Sulla stessa linea il primo cittadino salsese: «La cura del territorio è una priorità per prevenire il dissesto idrogeologico del nostro suolo, non solo e non sempre causato dai fattori climatici che pur negli ultimi anni si manifestano con intensità. La riduzione del rischio passa anche attraverso un continuo processo di manutenzione da parte dei privati e degli enti preposti come il Consorzio di Bonifica Parmense, la cui attività e i rapporti di collaborazione con il Comune di Salsomaggiore hanno dato positivi risultati per la nostra città, con azioni importanti e risolutive. In questa direzione va l’avvio di un intervento di pulizia dei fossi, che nei prossimi giorni vedrà impegnato un mezzo scavatore».

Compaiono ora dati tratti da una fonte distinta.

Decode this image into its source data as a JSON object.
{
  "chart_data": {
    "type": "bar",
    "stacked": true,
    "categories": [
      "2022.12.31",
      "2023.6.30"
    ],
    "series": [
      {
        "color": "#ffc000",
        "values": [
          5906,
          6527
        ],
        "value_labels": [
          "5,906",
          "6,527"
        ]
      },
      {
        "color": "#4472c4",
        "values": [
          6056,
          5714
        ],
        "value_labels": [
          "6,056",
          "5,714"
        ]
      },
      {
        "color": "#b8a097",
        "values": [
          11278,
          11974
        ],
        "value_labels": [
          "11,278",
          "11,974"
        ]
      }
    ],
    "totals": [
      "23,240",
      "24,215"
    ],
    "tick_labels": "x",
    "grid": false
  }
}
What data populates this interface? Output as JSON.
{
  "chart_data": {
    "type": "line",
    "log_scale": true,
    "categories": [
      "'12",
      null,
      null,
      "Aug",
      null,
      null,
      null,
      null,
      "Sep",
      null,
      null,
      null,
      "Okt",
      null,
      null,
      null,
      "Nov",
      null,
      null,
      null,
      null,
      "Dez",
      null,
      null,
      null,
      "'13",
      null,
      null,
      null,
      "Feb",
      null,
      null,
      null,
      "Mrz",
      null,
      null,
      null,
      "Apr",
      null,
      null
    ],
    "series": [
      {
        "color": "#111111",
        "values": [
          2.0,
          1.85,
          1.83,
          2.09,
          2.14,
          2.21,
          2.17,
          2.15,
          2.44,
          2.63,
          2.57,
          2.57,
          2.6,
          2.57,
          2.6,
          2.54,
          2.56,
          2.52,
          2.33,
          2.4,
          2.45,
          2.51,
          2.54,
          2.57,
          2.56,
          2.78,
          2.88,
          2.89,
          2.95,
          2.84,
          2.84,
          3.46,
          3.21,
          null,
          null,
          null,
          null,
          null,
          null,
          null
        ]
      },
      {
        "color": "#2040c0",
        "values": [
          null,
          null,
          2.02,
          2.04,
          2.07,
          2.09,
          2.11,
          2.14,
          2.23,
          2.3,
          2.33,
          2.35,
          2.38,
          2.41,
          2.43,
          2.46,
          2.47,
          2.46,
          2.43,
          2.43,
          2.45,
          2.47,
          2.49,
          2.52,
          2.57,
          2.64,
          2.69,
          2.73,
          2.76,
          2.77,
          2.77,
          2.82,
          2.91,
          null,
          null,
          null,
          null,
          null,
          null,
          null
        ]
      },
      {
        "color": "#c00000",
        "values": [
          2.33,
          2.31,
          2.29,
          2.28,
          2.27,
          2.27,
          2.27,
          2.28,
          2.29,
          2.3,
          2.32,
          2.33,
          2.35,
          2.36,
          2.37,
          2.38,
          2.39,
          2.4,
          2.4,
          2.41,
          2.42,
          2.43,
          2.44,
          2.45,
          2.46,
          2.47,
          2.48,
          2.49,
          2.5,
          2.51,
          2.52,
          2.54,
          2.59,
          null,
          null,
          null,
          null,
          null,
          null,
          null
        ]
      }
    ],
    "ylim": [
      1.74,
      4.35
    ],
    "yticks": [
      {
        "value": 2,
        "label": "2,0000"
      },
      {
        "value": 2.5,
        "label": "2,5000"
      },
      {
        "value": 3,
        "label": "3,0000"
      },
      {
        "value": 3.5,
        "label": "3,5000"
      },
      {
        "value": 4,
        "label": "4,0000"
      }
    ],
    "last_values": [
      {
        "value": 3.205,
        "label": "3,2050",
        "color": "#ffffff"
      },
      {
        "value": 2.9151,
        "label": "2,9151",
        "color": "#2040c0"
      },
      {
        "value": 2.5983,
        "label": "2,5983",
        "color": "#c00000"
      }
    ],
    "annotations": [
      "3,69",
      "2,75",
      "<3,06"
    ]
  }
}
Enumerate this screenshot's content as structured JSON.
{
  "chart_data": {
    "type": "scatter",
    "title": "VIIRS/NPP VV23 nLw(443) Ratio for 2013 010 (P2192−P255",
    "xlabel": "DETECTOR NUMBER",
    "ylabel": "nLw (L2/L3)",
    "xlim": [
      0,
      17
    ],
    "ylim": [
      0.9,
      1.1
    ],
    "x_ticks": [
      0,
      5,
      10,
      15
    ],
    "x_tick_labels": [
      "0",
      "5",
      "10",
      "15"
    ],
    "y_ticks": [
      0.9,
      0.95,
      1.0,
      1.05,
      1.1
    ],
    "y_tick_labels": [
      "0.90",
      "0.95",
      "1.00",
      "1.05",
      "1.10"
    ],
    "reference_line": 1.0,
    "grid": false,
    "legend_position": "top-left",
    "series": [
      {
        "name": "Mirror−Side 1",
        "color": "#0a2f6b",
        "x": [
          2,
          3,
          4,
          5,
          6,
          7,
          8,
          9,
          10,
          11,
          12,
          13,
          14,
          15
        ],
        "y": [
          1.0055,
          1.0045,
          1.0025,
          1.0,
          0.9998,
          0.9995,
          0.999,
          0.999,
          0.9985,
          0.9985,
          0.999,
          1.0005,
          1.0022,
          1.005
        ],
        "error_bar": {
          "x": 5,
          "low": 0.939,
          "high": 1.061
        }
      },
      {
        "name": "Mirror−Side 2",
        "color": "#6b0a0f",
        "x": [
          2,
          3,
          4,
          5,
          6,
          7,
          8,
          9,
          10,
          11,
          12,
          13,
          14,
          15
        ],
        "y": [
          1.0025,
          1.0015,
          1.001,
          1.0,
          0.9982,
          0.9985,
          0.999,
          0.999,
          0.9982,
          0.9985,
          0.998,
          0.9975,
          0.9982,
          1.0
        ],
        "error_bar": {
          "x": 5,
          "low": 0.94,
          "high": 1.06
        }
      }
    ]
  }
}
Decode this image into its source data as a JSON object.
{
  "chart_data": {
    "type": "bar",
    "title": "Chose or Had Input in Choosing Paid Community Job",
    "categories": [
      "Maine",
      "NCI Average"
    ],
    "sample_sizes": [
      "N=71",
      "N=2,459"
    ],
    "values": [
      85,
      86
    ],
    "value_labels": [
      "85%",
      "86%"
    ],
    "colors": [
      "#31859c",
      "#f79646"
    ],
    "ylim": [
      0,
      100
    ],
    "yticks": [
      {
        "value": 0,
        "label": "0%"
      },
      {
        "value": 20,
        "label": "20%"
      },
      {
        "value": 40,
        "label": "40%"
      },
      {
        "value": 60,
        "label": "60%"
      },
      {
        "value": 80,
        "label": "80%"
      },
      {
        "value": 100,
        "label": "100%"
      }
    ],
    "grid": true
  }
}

«Grazie all’impegno del Consorzio di Bonifica, a breve inizieranno anche i lavori di sistemazione della frana di via Caduti di Cefalonia: una delle situazioni di precarietà idrogeologica segnalata dai nostri uffici. L’auspicio è che questo intervento possa essere anche un esempio e una spinta positiva per gli agricoltori verso una corretta custodia e conservazione del territorio, per la sua sicurezza e per valorizzarne bellezza e risorse». Ed è indubbio che la manutenzione, soprattutto nelle champagne, nelle strade vicinali, sia indispensabile per la tutela del territorio. Una prassi che, purtroppo, per incilità o ignoranza, non tutti i frontisti mettono in pratica, mettendo così in pericolo non solo l’altrui persona, ma, inconsapevolmente, se stessi. «Il progetto ‘S.O.S. Bonifica’ non vuole essere soltanto intervento di prevenzione nelle zone più sensibili e fragili, ma anche un vero e proprio strumento di comunicazione e conoscenza tra le valli che compongono il  nostro  territorio  con  competenza  condivisa  con  la  Bonifica»   ha aggiunto  Berselli . «Con  questo strumento di intervento mirato il Consorzio vuole creare un altro mezzo moderno nella strategia d’azione volta a tutelare il paesaggio e la gente che vi abita».